Он всегда считал, что находится в отличной физической форме, и поэтому настолько принимал свое тело как должное, что, как правило, забывал, что у него есть свои запросы. Теперь, лишившись тела, он с удивлением обнаружил, насколько оно было загружено и сколько сигналов посылало ему. Разум всегда получал множество импульсов от тела, начиная с подтверждений, что все в порядке, и кончая сигналами тревоги, от усталости до настоящей боли. Просто он считал это частью жизненного процесса и, как правило, обрабатывал их автоматически.
Теперь, когда помехи тела не мешали ему думать, он ощутил, чего ему не хватало. Теперь он мог не только мечтать, но и размышлять с необычайной ясностью.
Он мог переключаться с одной темы или мысли на другую и, переключившись, посвятить все свое внимание новой теме, будто старая и не существовала. В то же время тема его размышлений не захватывала его до такой степени, чтобы он не осознавал окружающего.
Проблема была в том, что теперь Джим не получал чисто физического удовольствия, которым в тех или иных количествах награждало его тело, когда он о нем заботился.

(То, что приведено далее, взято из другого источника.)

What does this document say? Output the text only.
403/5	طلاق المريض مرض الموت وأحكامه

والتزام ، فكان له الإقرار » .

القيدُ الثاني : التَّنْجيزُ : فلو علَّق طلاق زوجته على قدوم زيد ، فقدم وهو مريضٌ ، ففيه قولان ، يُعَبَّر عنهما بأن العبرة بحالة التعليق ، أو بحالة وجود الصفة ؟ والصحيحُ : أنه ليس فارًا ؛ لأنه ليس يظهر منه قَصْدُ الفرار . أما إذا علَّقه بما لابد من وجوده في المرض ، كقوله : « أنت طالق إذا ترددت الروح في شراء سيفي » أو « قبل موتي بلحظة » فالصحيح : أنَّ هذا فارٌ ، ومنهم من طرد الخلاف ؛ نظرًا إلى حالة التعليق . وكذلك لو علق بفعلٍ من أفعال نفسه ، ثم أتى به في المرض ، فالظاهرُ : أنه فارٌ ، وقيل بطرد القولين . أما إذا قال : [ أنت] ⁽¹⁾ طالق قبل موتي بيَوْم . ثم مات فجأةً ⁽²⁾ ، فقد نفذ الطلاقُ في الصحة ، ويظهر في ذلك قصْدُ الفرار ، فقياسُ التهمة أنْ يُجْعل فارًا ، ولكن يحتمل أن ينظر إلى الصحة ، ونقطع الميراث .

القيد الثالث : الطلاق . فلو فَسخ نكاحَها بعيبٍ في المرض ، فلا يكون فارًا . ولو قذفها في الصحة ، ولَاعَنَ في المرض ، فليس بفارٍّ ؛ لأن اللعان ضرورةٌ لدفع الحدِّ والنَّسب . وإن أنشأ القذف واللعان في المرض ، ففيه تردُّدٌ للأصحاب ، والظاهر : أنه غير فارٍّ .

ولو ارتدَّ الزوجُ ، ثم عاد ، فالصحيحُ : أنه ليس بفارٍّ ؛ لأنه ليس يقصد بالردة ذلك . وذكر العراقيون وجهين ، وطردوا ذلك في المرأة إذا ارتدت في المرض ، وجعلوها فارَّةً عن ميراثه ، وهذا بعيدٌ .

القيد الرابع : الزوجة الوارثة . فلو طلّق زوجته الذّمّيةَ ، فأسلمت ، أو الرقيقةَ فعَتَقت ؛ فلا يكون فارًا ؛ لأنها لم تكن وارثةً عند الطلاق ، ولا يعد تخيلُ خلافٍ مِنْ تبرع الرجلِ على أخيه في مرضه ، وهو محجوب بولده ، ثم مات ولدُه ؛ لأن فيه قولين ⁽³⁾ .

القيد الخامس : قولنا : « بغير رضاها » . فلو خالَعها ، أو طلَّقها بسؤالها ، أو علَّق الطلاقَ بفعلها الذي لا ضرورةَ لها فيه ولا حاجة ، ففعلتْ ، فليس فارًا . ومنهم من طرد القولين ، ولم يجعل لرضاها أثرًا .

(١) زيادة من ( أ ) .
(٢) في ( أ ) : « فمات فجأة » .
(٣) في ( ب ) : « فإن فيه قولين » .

Он ощущал странную легкость — не такую, как при меньшей силе тяжести, а как будто у него к ногам были привязаны наполненные гелием шары. Он как будто поднимался, но только подошвами; и каждый шаг требовал усилий для поддержания равновесия. Это ощущение было интеллектуальное, а не физическое, но его можно было назвать только легкостью.
Одной из новых любопытных особенностей была способность его изменять отношение, с которым он обычно рассматривал какой-нибудь предмет, и видеть его в новом и необычном свете. Как правило, обычный взгляд, отражавший прежнюю реакцию тела на предмет, исчезал и его ощущения переходили к совершенно новому восприятию, игнорировавшему связь предмета с тем, как тело может его использовать.
Лучшим примером этого стало кресло, которое он купил для своей двухкомнатной квартиры в офицерском общежитии. Джим всегда любил это кресло; но сейчас, анализируя память о нем с бестелесной точки зрения, он находил его самым абсурдно построенным из всех предметов, какие он когда-либо видел. В конце концов он не мог не посмеяться над ним.
Кресло будто состояло из углов и шишек. Глядя на него, сложно было представить, что за странные существа считали такое уродство удобным. Сиденье, спинка и подставка для ног еще имели какой-то смысл — они явно частично вмещали то, что должны были поддерживать. Но вот эти странные палки, торчащие вперед из краев спинки...
— А у тебя сегодня хорошее настроение, — сказал Моллен.
Джим внезапно осознал, что он смеялся вслух. Взглянув вовне, он увидел, что генерал входит в шатер через откидной клапан. За ним вошли несколько человек в белых рабочих комбинезонах. Двоих из них Джим узнал — они были из наземной бригады по обслуживанию истребителей.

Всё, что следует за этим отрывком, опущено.